Question

A professional baker uses a chocolate mold to make decorations for cakes. One chocolate mold is in the shape of a cone and has a diameter of 2 cm and a height of 6 cm. What volume of chocolate, in cubic centimeters, is needed to make a solid chocolate cone? Use 3.14 for π .

Answer 1

The volume of the chocolate cone-shaped mold is calculated using the formula for the volume of a cone, which is ⅓πr²h. With a radius of 1 cm and a height of 6 cm, the volume is approximately 6.28 cm³.

Step-by-step explanation:

To calculate the volume of a cone, we use the formula V = ⅓πr²h.
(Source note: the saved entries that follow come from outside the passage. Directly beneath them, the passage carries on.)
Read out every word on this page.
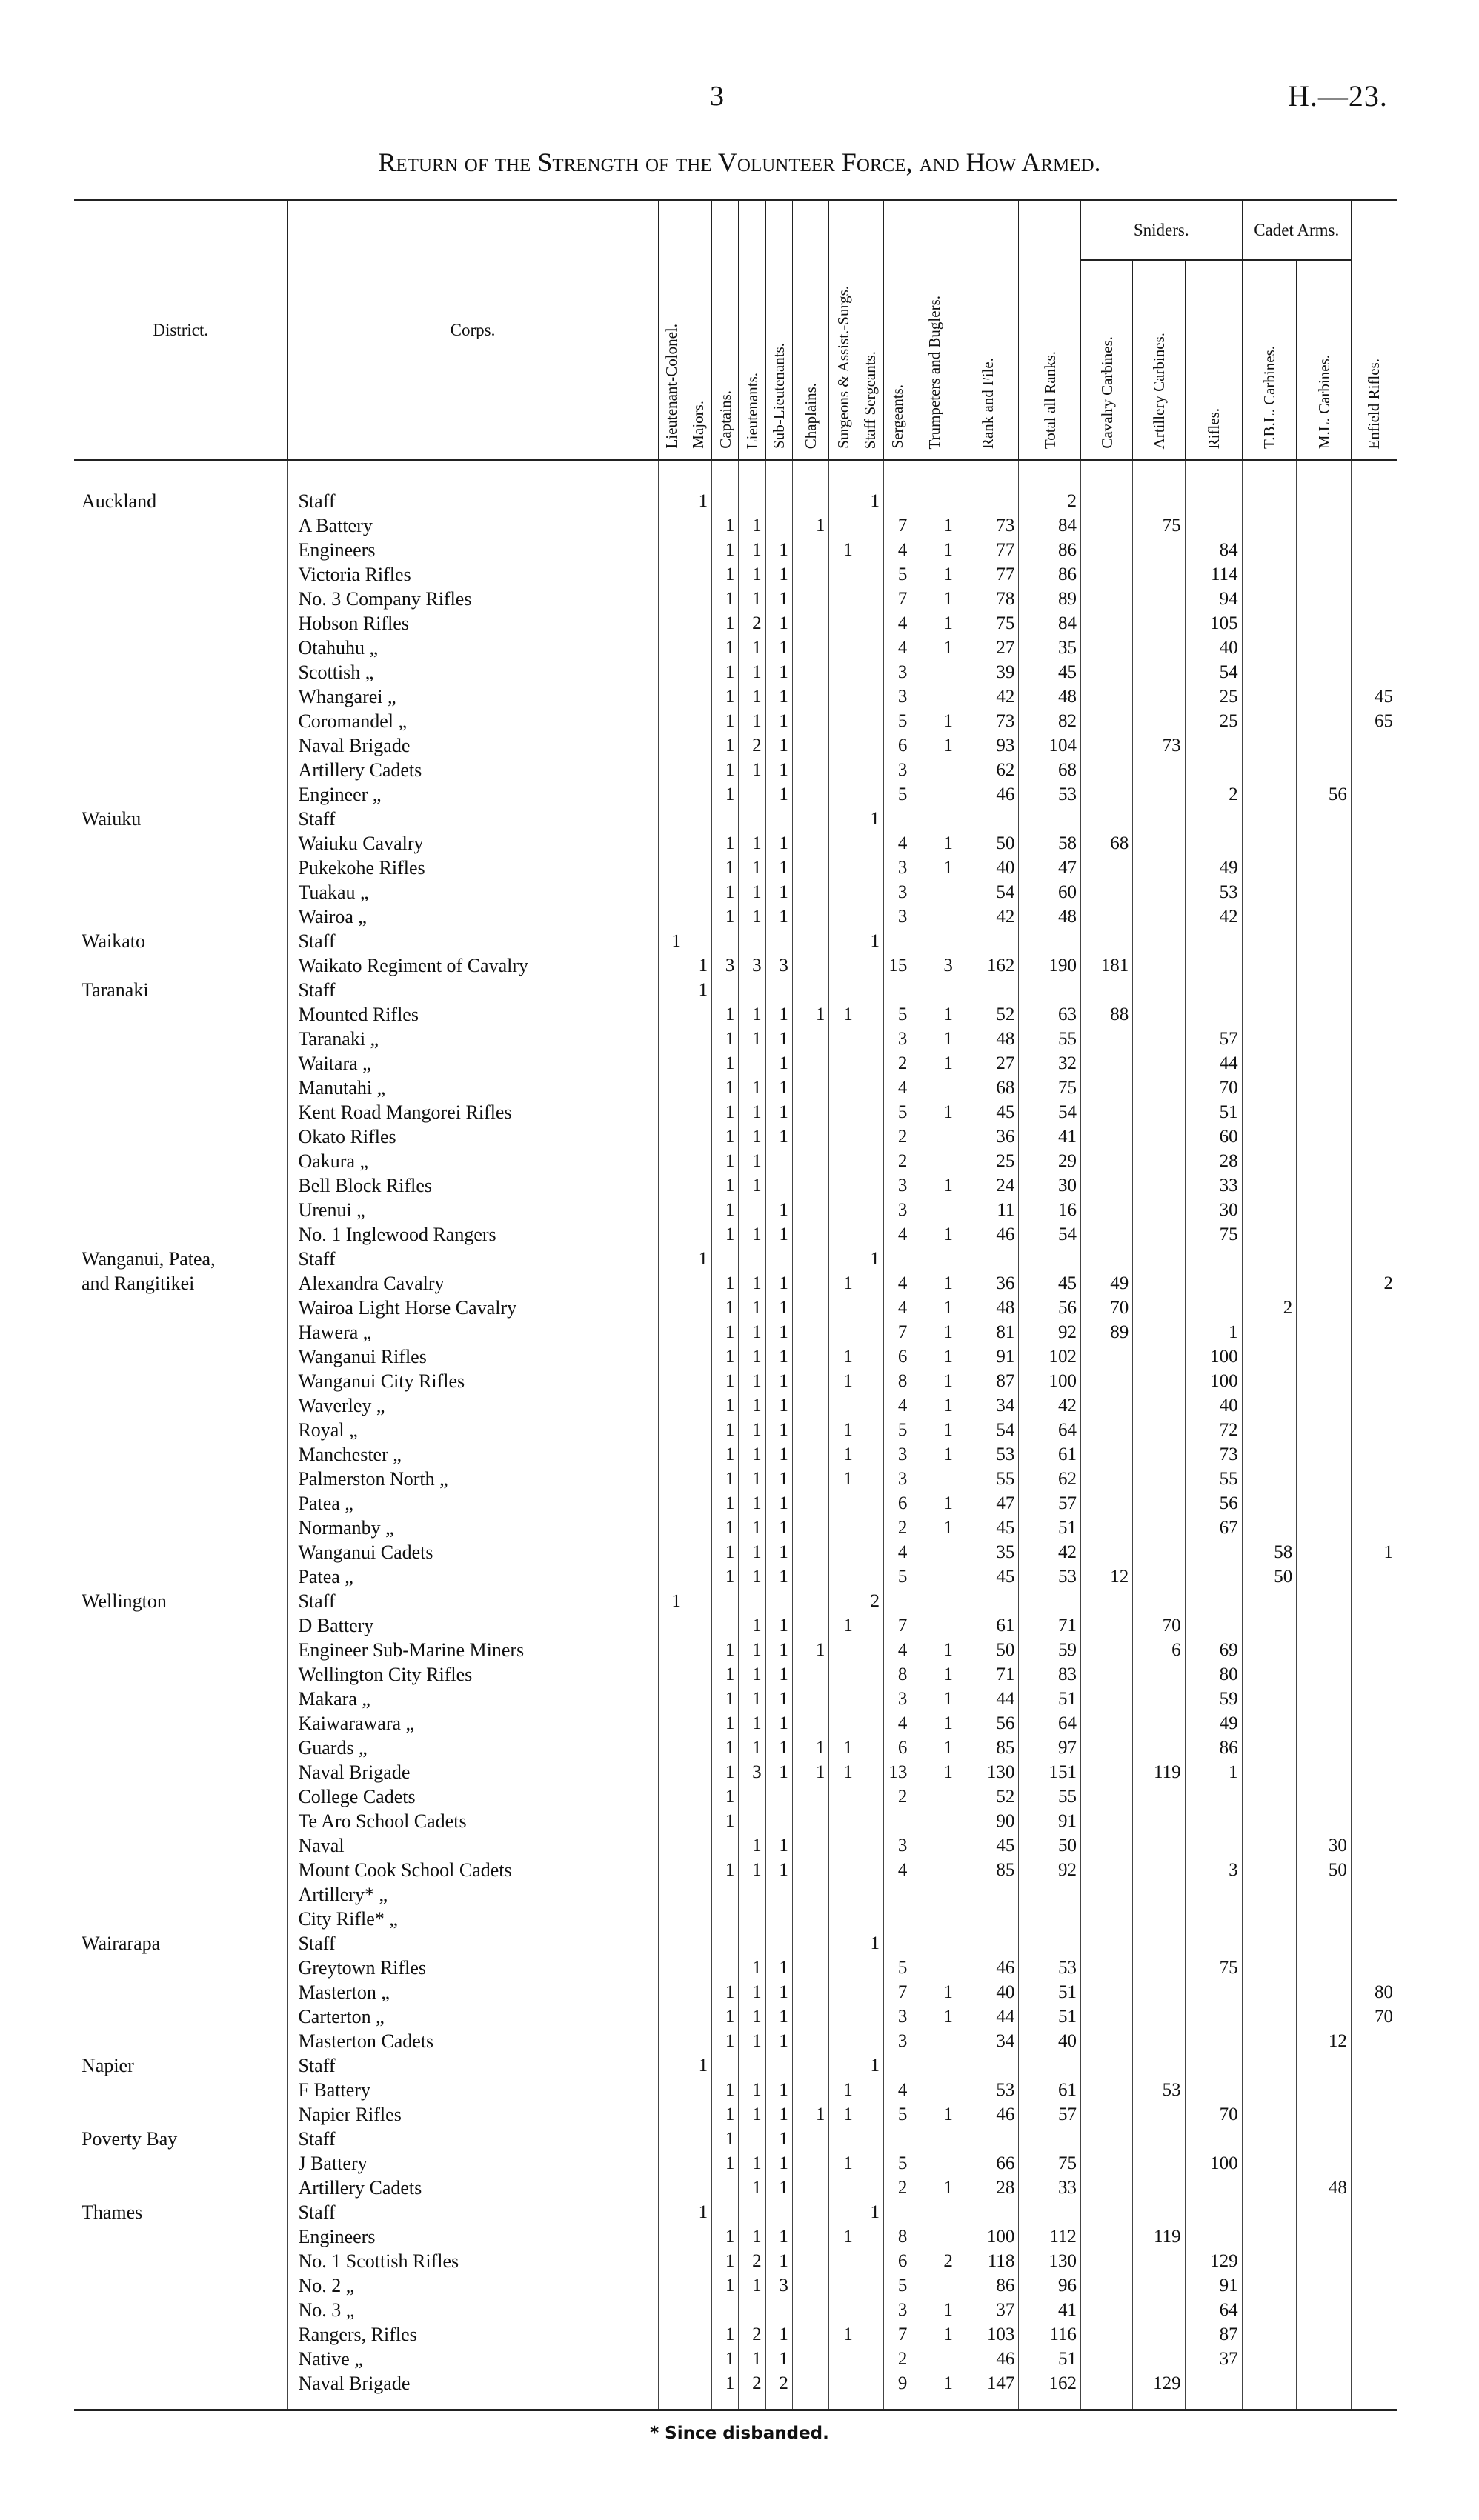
3	H.—23.
Return of the Strength of the Volunteer Force, and How Armed.
District.	Corps.	Lieutenant-Colonel.	Majors.	Captains.	Lieutenants.	Sub-Lieutenants.	Chaplains.	Surgeons & Assist.-Surgs.	Staff Sergeants.	Sergeants.	Trumpeters and Buglers.	Rank and File.	Total all Ranks.	Sniders.			Cadet Arms.		Enfield Rifles.
														Cavalry Carbines.	Artillery Carbines.	Rifles.	T.B.L. Carbines.	M.L. Carbines.	
Auckland	Staff		1						1				2						
	A Battery			1	1		1			7	1	73	84		75				
	Engineers			1	1	1		1		4	1	77	86			84			
	Victoria Rifles			1	1	1				5	1	77	86			114			
	No. 3 Company Rifles			1	1	1				7	1	78	89			94			
	Hobson Rifles			1	2	1				4	1	75	84			105			
	Otahuhu „			1	1	1				4	1	27	35			40			
	Scottish „			1	1	1				3		39	45			54			
	Whangarei „			1	1	1				3		42	48			25			45
	Coromandel „			1	1	1				5	1	73	82			25			65
	Naval Brigade			1	2	1				6	1	93	104		73				
	Artillery Cadets			1	1	1				3		62	68						
	Engineer „			1		1				5		46	53			2		56	
Waiuku	Staff								1										
	Waiuku Cavalry			1	1	1				4	1	50	58	68					
	Pukekohe Rifles			1	1	1				3	1	40	47			49			
	Tuakau „			1	1	1				3		54	60			53			
	Wairoa „			1	1	1				3		42	48			42			
Waikato	Staff	1							1										
	Waikato Regiment of Cavalry		1	3	3	3				15	3	162	190	181					
Taranaki	Staff		1																
	Mounted Rifles			1	1	1	1	1		5	1	52	63	88					
	Taranaki „			1	1	1				3	1	48	55			57			
	Waitara „			1		1				2	1	27	32			44			
	Manutahi „			1	1	1				4		68	75			70			
	Kent Road Mangorei Rifles			1	1	1				5	1	45	54			51			
	Okato Rifles			1	1	1				2		36	41			60			
	Oakura „			1	1					2		25	29			28			
	Bell Block Rifles			1	1					3	1	24	30			33			
	Urenui „			1		1				3		11	16			30			
	No. 1 Inglewood Rangers			1	1	1				4	1	46	54			75			
Wanganui, Patea,	Staff		1						1										
and Rangitikei	Alexandra Cavalry			1	1	1		1		4	1	36	45	49					2
	Wairoa Light Horse Cavalry			1	1	1				4	1	48	56	70			2		
	Hawera „			1	1	1				7	1	81	92	89		1			
	Wanganui Rifles			1	1	1		1		6	1	91	102			100			
	Wanganui City Rifles			1	1	1		1		8	1	87	100			100			
	Waverley „			1	1	1				4	1	34	42			40			
	Royal „			1	1	1		1		5	1	54	64			72			
	Manchester „			1	1	1		1		3	1	53	61			73			
	Palmerston North „			1	1	1		1		3		55	62			55			
	Patea „			1	1	1				6	1	47	57			56			
	Normanby „			1	1	1				2	1	45	51			67			
	Wanganui Cadets			1	1	1				4		35	42				58		1
	Patea „			1	1	1				5		45	53	12			50		
Wellington	Staff	1							2										
	D Battery				1	1		1		7		61	71		70				
	Engineer Sub-Marine Miners			1	1	1	1			4	1	50	59		6	69			
	Wellington City Rifles			1	1	1				8	1	71	83			80			
	Makara „			1	1	1				3	1	44	51			59			
	Kaiwarawara „			1	1	1				4	1	56	64			49			
	Guards „			1	1	1	1	1		6	1	85	97			86			
	Naval Brigade			1	3	1	1	1		13	1	130	151		119	1			
	College Cadets			1						2		52	55						
	Te Aro School Cadets			1								90	91						
	Naval				1	1				3		45	50					30	
	Mount Cook School Cadets			1	1	1				4		85	92			3		50	
	Artillery* „																		
	City Rifle* „																		
Wairarapa	Staff								1										
	Greytown Rifles				1	1				5		46	53			75			
	Masterton „			1	1	1				7	1	40	51						80
	Carterton „			1	1	1				3	1	44	51						70
	Masterton Cadets			1	1	1				3		34	40					12	
Napier	Staff		1						1										
	F Battery			1	1	1		1		4		53	61		53				
	Napier Rifles			1	1	1	1	1		5	1	46	57			70			
Poverty Bay	Staff			1		1													
	J Battery			1	1	1		1		5		66	75			100			
	Artillery Cadets				1	1				2	1	28	33					48	
Thames	Staff		1						1										
	Engineers			1	1	1		1		8		100	112		119				
	No. 1 Scottish Rifles			1	2	1				6	2	118	130			129			
	No. 2 „			1	1	3				5		86	96			91			
	No. 3 „									3	1	37	41			64			
	Rangers, Rifles			1	2	1		1		7	1	103	116			87			
	Native „			1	1	1				2		46	51			37			
	Naval Brigade			1	2	2				9	1	147	162		129				
* Since disbanded.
In this case, the diameter of the cone is given as 2 cm, which makes the radius 1 cm (since the radius is half of the diameter). The height of the cone is 6 cm. Using 3.14 for π, the formula becomes:

V = ⅓ * 3.14 * (1 cm)² * 6 cm = ⅓ * 3.14 * 1 * 6 cm³ = ⅓ * 18.84 cm³

When calculated, ⅓ * 18.84 cm³ equals approximately 6.28 cm³. Thus, the baker will require 6.28 cubic centimeters of chocolate to fill the cone-shaped mold.